Erfahrungen mit der Schulsexual„erziehung“

(aus: FMG-INFORMATION 104, November 2011)

 

  

Diese Rubrik dokumentiert den oft mühsamen Kampf einzelner Eltern, ihre Kinder vor einer schulischen Sexual„erziehung“ (SE) zu bewahren, die ihrer christlichen Gewissensüberzeugung widerspricht, und berichtet von der Realität der SchulSE, auch von der Not mancher Lehrer. - Bitte beachten Sie auch den Beitrag „Zur Keuschheit erziehen“  bei „Aufgelesen-Kommentiert“!

 

 

1. Tapferer Schulleiter

Grundschule

Der Schulleiter einer großen Grundschule, der nun im Ruhe­stand ist, berichtete uns: Das vom Kultusministerium zuge­sandte Material zur SchulSE, zu Aids, Kondomen, Verhütungs­möglichkeiten lehnte er aus pädagogischer Verantwortung ab und teilte dies dem Kultusminister mit Berufung auf Gewis­sensgründe mit. Die Antwort des Ministers lautete, er sei von Amts wegen verpflichtet, die SchulSE durchzuführen. Der Schulleiter ließ sich, obgleich Konsequenzen in der Luft lagen, von seiner ablehnenden Haltung nicht abbringen. Sein Kolle­gium, zu dem er ein gutes Verhältnis hatte, hatte seine Ein­stellung großenteils geteilt. In den letzten zwei, drei Jahren seines Schuldienstes kamen junge Lehrer, die von ihrer Ausbil­dung her für die SchulSE programmiert waren. – Seine Erfah­rung mit den Eltern war leider, dass Eltern selber dem Zeitgeist folgend die SE wollen und nur einzelne dagegen sind.

Das Beispiel zeigt, dass es auch Lehrer gibt, die der SE durch­aus kritisch gegenüberstehen, und dass die die SchulSE ableh­nenden Eltern den Mut haben sollten, ihren Standpunkt mitzu­teilen, am besten im Einzelgespräch, und so womöglich gut eingestellte Lehrer/Schulleiter stützen.

 

2. Ablehnung akzeptiert

Baden-Württemberg, 3. Klasse Grundschule

Beim Elternabend ließ sich die Mutter von der jungen Lehrerin das Buch „Wo kommen die kleinen Babys her – Vater, Mutter und ich“ geben (vgl. auch FMG-INFORMATION 97 S. 25). Sie stellte fest, dass es zwar von GOTT spricht, dass aber der Geschlechtsverkehr werbend dargestellt wird (für Kinder in der Phase der „Unschuld“!).

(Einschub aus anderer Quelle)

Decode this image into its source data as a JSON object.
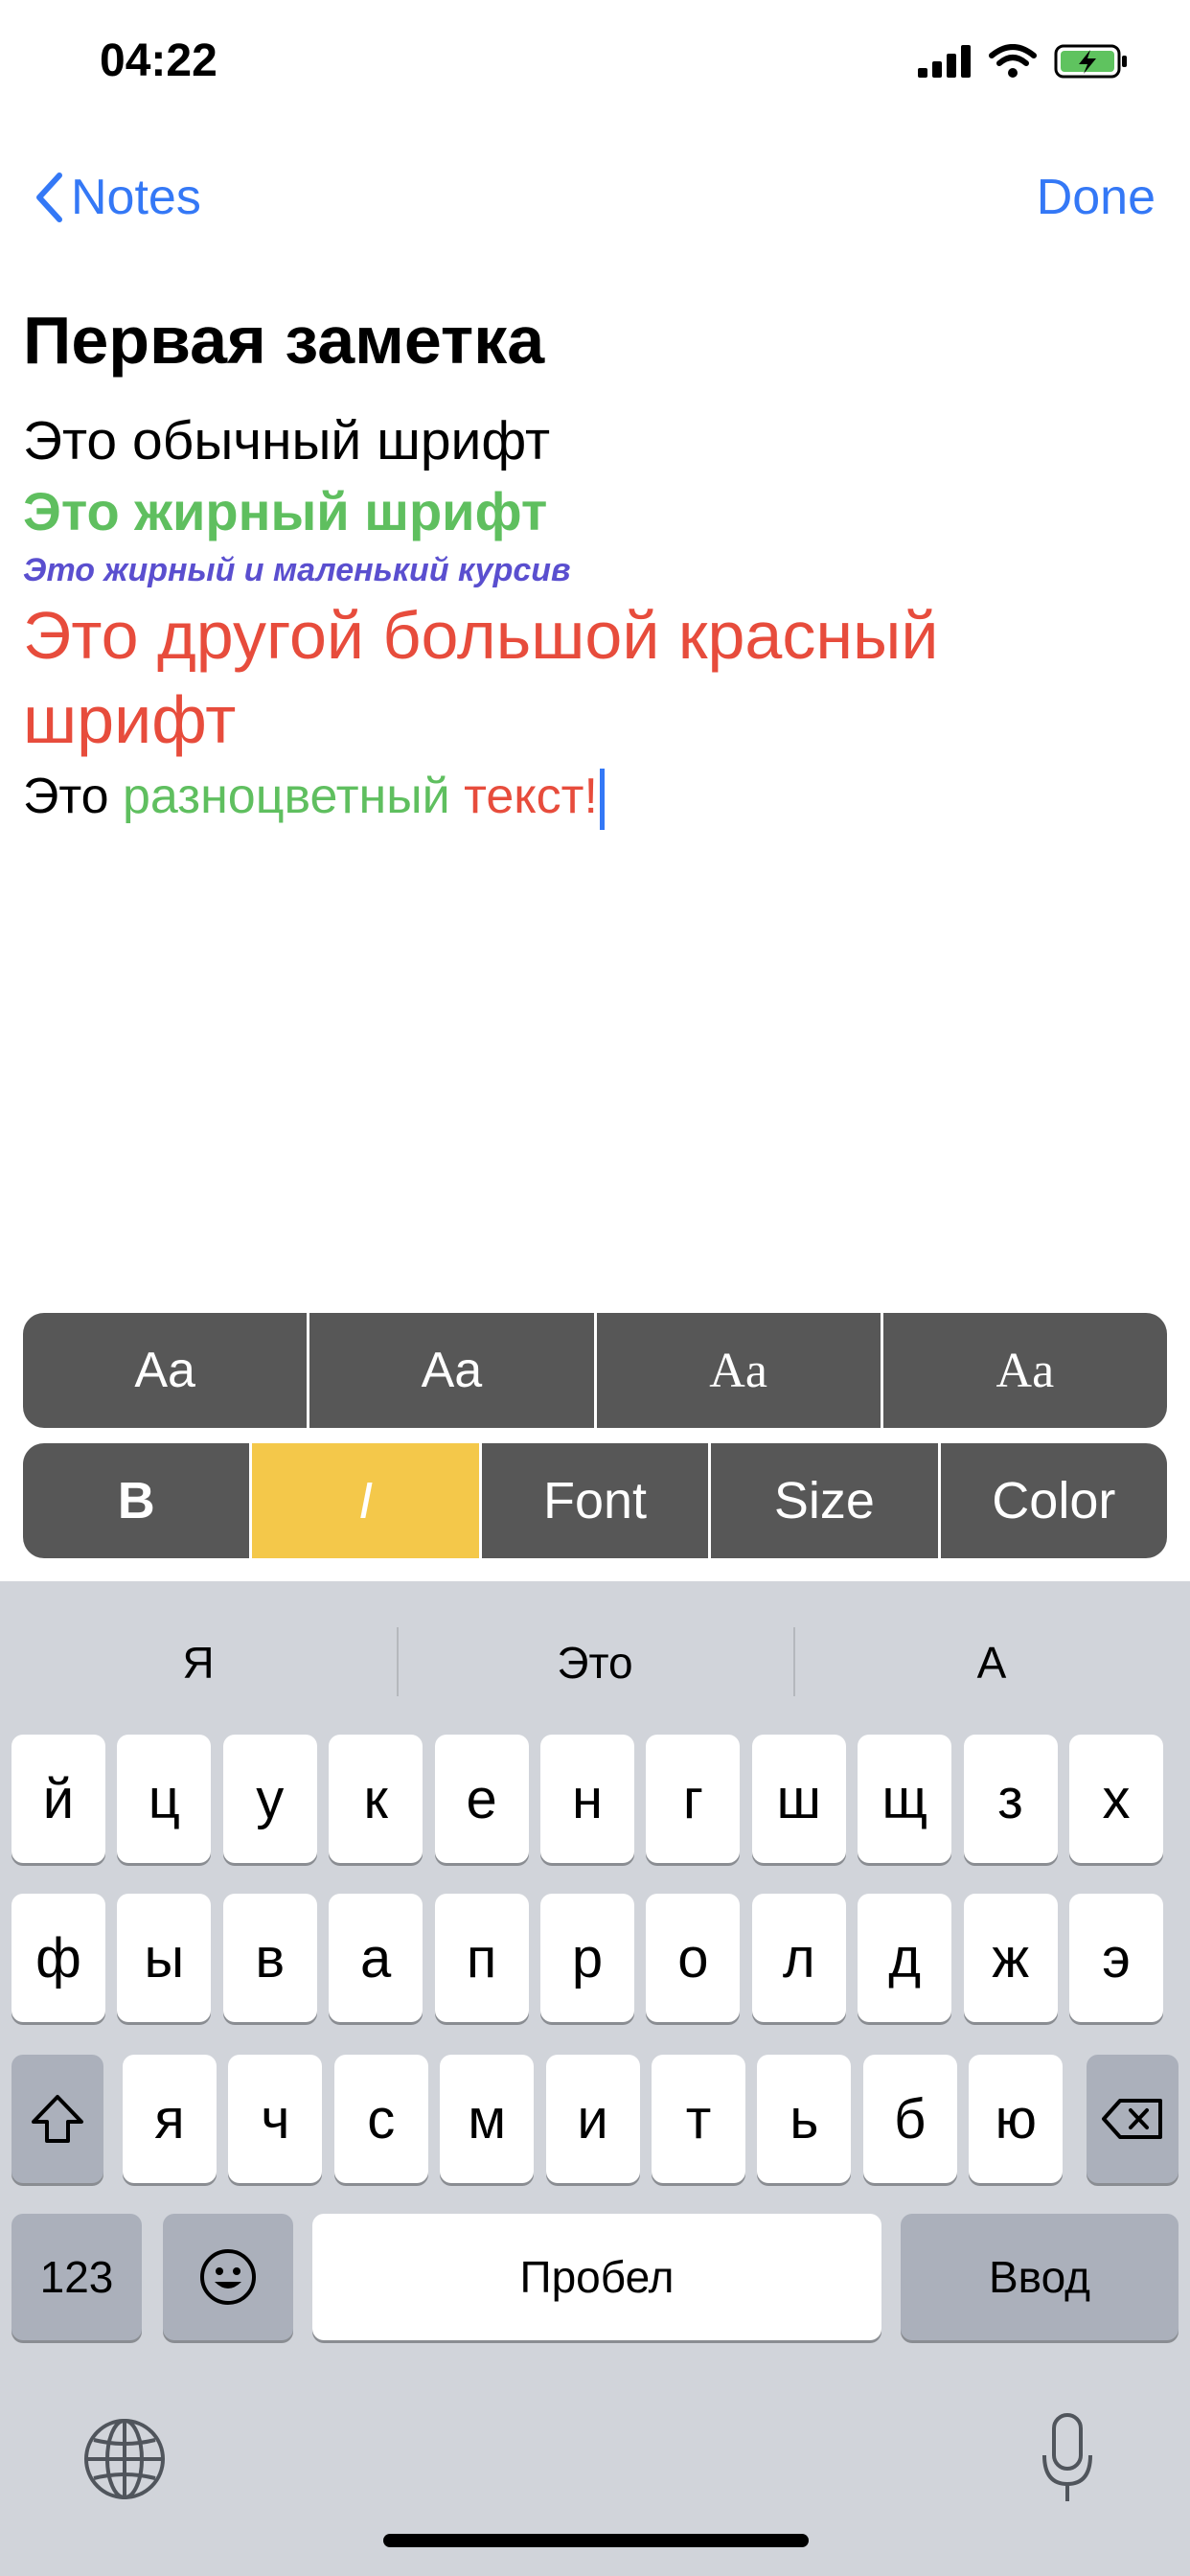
{
  "status": {
    "time": "04:22"
  },
  "nav": {
    "back_label": "Notes",
    "done_label": "Done"
  },
  "note": {
    "title": "Первая заметка",
    "line1": "Это обычный шрифт",
    "line2": "Это жирный шрифт",
    "line3": "Это жирный и маленький курсив",
    "line4": "Это другой большой красный шрифт",
    "line5": {
      "a": "Это ",
      "b": "разноцветный",
      "c": " ",
      "d": "текст",
      "e": "!"
    }
  },
  "style_bar": {
    "items": [
      "Aa",
      "Aa",
      "Aa",
      "Aa"
    ]
  },
  "format_bar": {
    "bold": "B",
    "italic": "I",
    "font": "Font",
    "size": "Size",
    "color": "Color"
  },
  "colors": {
    "accent": "#3478f6",
    "green": "#5fbf5f",
    "purple": "#5a4fcf",
    "red": "#e74c3c",
    "active_format": "#f4c84a"
  },
  "keyboard": {
    "suggestions": [
      "Я",
      "Это",
      "А"
    ],
    "row1": [
      "й",
      "ц",
      "у",
      "к",
      "е",
      "н",
      "г",
      "ш",
      "щ",
      "з",
      "х"
    ],
    "row2": [
      "ф",
      "ы",
      "в",
      "а",
      "п",
      "р",
      "о",
      "л",
      "д",
      "ж",
      "э"
    ],
    "row3": [
      "я",
      "ч",
      "с",
      "м",
      "и",
      "т",
      "ь",
      "б",
      "ю"
    ],
    "numbers_label": "123",
    "space_label": "Пробел",
    "return_label": "Ввод"
  }
}
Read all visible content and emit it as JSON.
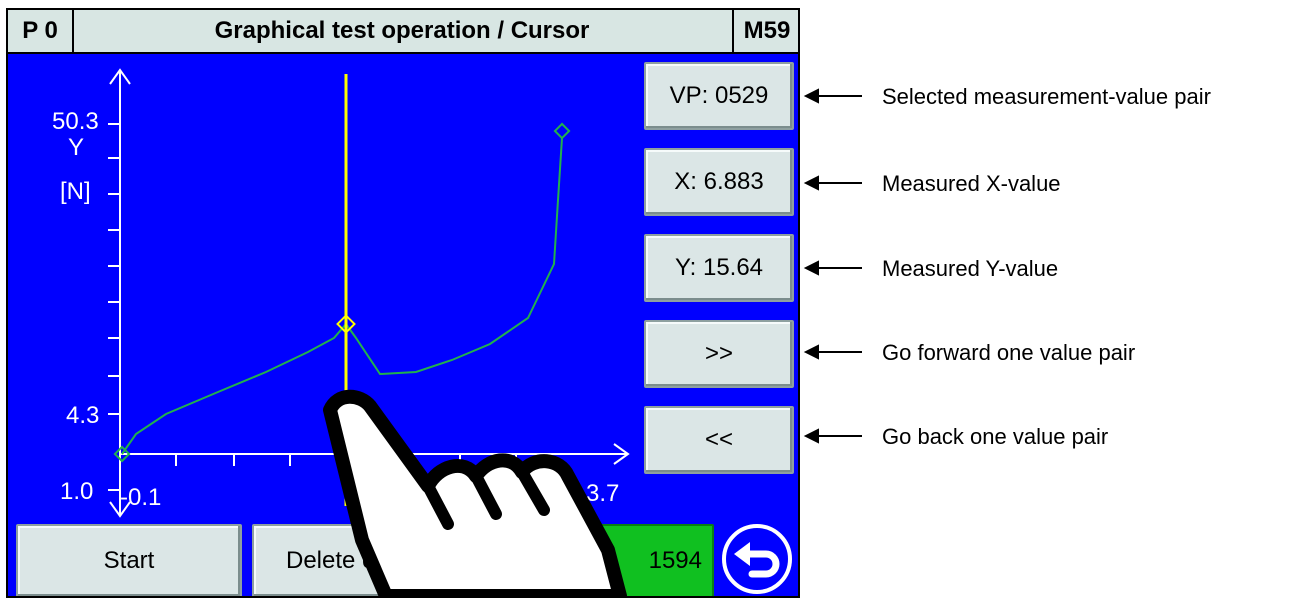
{
  "header": {
    "program": "P 0",
    "title": "Graphical test operation / Cursor",
    "mode": "M59"
  },
  "chart_data": {
    "type": "line",
    "ylabel_line1": "Y",
    "ylabel_line2": "[N]",
    "y_ticks_labeled": [
      "50.3",
      "4.3",
      "1.0"
    ],
    "x_ticks_labeled": [
      "-0.1",
      "3.7"
    ],
    "cursor": {
      "vp": "0529",
      "x": "6.883",
      "y": "15.64"
    },
    "series": [
      {
        "color": "#22b14c"
      }
    ],
    "cursor_color": "#ffff00"
  },
  "side_buttons": {
    "vp": "VP: 0529",
    "x": "X: 6.883",
    "y": "Y: 15.64",
    "forward": ">>",
    "back": "<<"
  },
  "bottom_buttons": {
    "start": "Start",
    "delete": "Delete cu",
    "counter": "1594"
  },
  "annotations": {
    "vp": "Selected measurement-value pair",
    "x": "Measured X-value",
    "y": "Measured Y-value",
    "forward": "Go forward one value pair",
    "back": "Go back one value pair"
  }
}
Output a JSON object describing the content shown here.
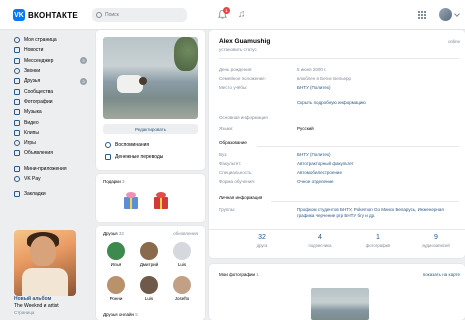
{
  "header": {
    "logo_mark": "VK",
    "logo_text": "ВКОНТАКТЕ",
    "search_placeholder": "Поиск",
    "notifications_count": "1",
    "music_glyph": "♫"
  },
  "nav": {
    "items": [
      {
        "label": "Моя страница",
        "icon": "home-icon",
        "badge": ""
      },
      {
        "label": "Новости",
        "icon": "news-icon",
        "badge": ""
      },
      {
        "label": "Мессенджер",
        "icon": "chat-icon",
        "badge": "3"
      },
      {
        "label": "Звонки",
        "icon": "phone-icon",
        "badge": ""
      },
      {
        "label": "Друзья",
        "icon": "friends-icon",
        "badge": "3"
      },
      {
        "label": "Сообщества",
        "icon": "groups-icon",
        "badge": ""
      },
      {
        "label": "Фотографии",
        "icon": "photo-icon",
        "badge": ""
      },
      {
        "label": "Музыка",
        "icon": "music-icon",
        "badge": ""
      },
      {
        "label": "Видео",
        "icon": "video-icon",
        "badge": ""
      },
      {
        "label": "Клипы",
        "icon": "clips-icon",
        "badge": ""
      },
      {
        "label": "Игры",
        "icon": "games-icon",
        "badge": ""
      },
      {
        "label": "Объявления",
        "icon": "ads-icon",
        "badge": ""
      }
    ],
    "items2": [
      {
        "label": "Мини-приложения",
        "icon": "apps-icon"
      },
      {
        "label": "VK Pay",
        "icon": "vkpay-icon"
      }
    ],
    "items3": [
      {
        "label": "Закладки",
        "icon": "bookmark-icon"
      }
    ],
    "promo": {
      "title": "Новый альбом",
      "subtitle": "The Weeknd и artist",
      "caption": "Страница"
    }
  },
  "photo_card": {
    "edit_label": "Редактировать",
    "links": [
      {
        "label": "Воспоминания",
        "icon": "memories-icon"
      },
      {
        "label": "Денежные переводы",
        "icon": "money-icon"
      }
    ]
  },
  "gifts": {
    "title": "Подарки",
    "count": "3"
  },
  "friends": {
    "title": "Друзья",
    "count": "32",
    "updates": "обновления",
    "items": [
      {
        "name": "Илья",
        "color": "#3c8a4e"
      },
      {
        "name": "Дмитрий",
        "color": "#8a6a4c"
      },
      {
        "name": "Luis",
        "color": "#d5d8dd"
      },
      {
        "name": "Ронни",
        "color": "#b9916b"
      },
      {
        "name": "Luis",
        "color": "#6f5a4a"
      },
      {
        "name": "Josefto",
        "color": "#c2a085"
      }
    ],
    "online_title": "Друзья онлайн",
    "online_count": "5"
  },
  "profile": {
    "name": "Alex Guamushig",
    "status": "установить статус",
    "online": "online",
    "rows": [
      {
        "k": "День рождения:",
        "v": "5 июня 2000 г."
      },
      {
        "k": "Семейное положение:",
        "v": "влюблен в Бегис Бельерр"
      },
      {
        "k": "Место учёбы:",
        "v": "БНТУ (Политех)"
      }
    ],
    "more": "Скрыть подробную информацию",
    "basic_title": "Основная информация",
    "lang_k": "Языки:",
    "lang_v": "Русский",
    "edu_title": "Образование",
    "edu_rows": [
      {
        "k": "Вуз:",
        "v": "БНТУ (Политех)"
      },
      {
        "k": "Факультет:",
        "v": "Автотракторный факультет"
      },
      {
        "k": "Специальность:",
        "v": "Автомобилестроение"
      },
      {
        "k": "Форма обучения:",
        "v": "Очное отделение"
      }
    ],
    "personal_title": "Личная информация",
    "groups_k": "Группы:",
    "groups_v": "Профком студентов БНТУ, Pokemon Go Минск Беларусь, Инженерная графика черчение ргр БНТУ бгу и др.",
    "counters": [
      {
        "n": "32",
        "l": "друга"
      },
      {
        "n": "4",
        "l": "подписчика"
      },
      {
        "n": "1",
        "l": "фотография"
      },
      {
        "n": "9",
        "l": "аудиозаписей"
      }
    ]
  },
  "photos": {
    "title": "Мои фотографии",
    "count": "1",
    "all": "показать на карте"
  }
}
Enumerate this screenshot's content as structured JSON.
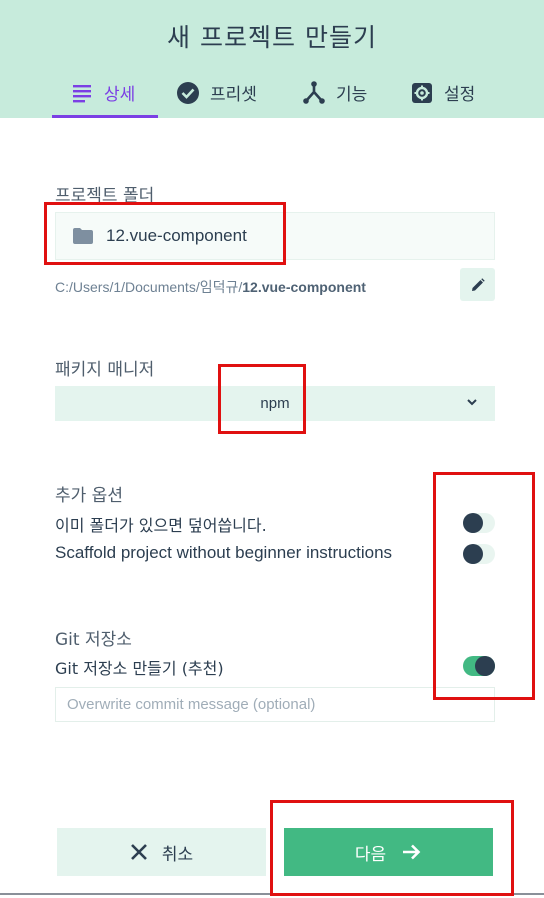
{
  "header": {
    "title": "새 프로젝트 만들기",
    "tabs": [
      {
        "label": "상세",
        "icon": "list-icon",
        "active": true
      },
      {
        "label": "프리셋",
        "icon": "check-circle-icon",
        "active": false
      },
      {
        "label": "기능",
        "icon": "merge-icon",
        "active": false
      },
      {
        "label": "설정",
        "icon": "gear-icon",
        "active": false
      }
    ]
  },
  "details": {
    "folder_label": "프로젝트 폴더",
    "folder_value": "12.vue-component",
    "path_prefix": "C:/Users/1/Documents/임덕규/",
    "path_bold": "12.vue-component",
    "package_manager_label": "패키지 매니저",
    "package_manager_value": "npm",
    "extra_options_label": "추가 옵션",
    "overwrite_label": "이미 폴더가 있으면 덮어씁니다.",
    "overwrite_on": false,
    "scaffold_label": "Scaffold project without beginner instructions",
    "scaffold_on": false,
    "git_section_label": "Git 저장소",
    "git_create_label": "Git 저장소 만들기 (추천)",
    "git_create_on": true,
    "commit_placeholder": "Overwrite commit message (optional)"
  },
  "footer": {
    "cancel_label": "취소",
    "next_label": "다음"
  },
  "colors": {
    "header_bg": "#c7ebdc",
    "accent_purple": "#7b3fe4",
    "primary_green": "#42b983",
    "text_dark": "#2c3e50",
    "annotation_red": "#e01010"
  }
}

Daraufhin äußerte sie der Lehrerin ge­genüber ihre Ablehnung. Es war auch ein Film vorgesehen. Die Lehrerin: „Wenn Ihnen das Buch nicht gefällt, wird Ihnen auch der Film nicht gefallen!“ Die Lehrerin gab daraufhin ihr Einver­ständnis, wenn die Mutter ihr Kind den SE-Stunden fernhalten werde. – Die Mutter hat auch Kontakt mit einer älteren Lehrerin, die ihr sagte, sie übergehe in ihrer Klasse die SE grundsätzlich, weil das Aufgabe der Eltern sei.

 

Die sog. Dissensregelung in Baden-Württemberg

„Die Familien- und Geschlechtserziehung ist verpflichtender Unterrichtsinhalt in der Grundschule. Ihre Inhalte sind aus anthropologischer Sicht so formuliert, dass es in der Regel zu keinem Dissens zwischen Elternrecht und Auftrag der Schule kommen wird. Sollte sich jedoch aus religiösen Gründen ein Dissens zwischen Elternhaus und Schule ergeben, muss ein klärendes Gespräch zwischen den betroffenen Eltern, dem Klassenlehrer bzw. der Klassenlehrerin und der Schulleitung geführt werden. Kommt es in einem Gespräch nicht zu einer einvernehmlichen Lösung, so ist ein Fernbleiben einzelner Kin­der von den Unterrichtsstunden bzw. Unterrichtssequenzen, in denen Inhalte der Geschlechtserziehung behandelt werden, seitens der Schule nicht zu ahnden. Mit Blick auf eine eventuell große Diskrepanz zwischen den Auffassungen des Eltern­hauses und der Schule ist in der Begegnung Elternhaus/Schule eine für das Kind pädagogisch sinnvolle Entscheidung an­zustreben. In diesem Zusammenhang wird darauf hingewiesen, dass die Grundschule nicht die Aufgabe hat, Kinder mit In­halten zu konfrontieren, die erst in den weiterführenden Schul­arten in den Klassen 5, 7 und 9 bzw. 10 behandelt werden.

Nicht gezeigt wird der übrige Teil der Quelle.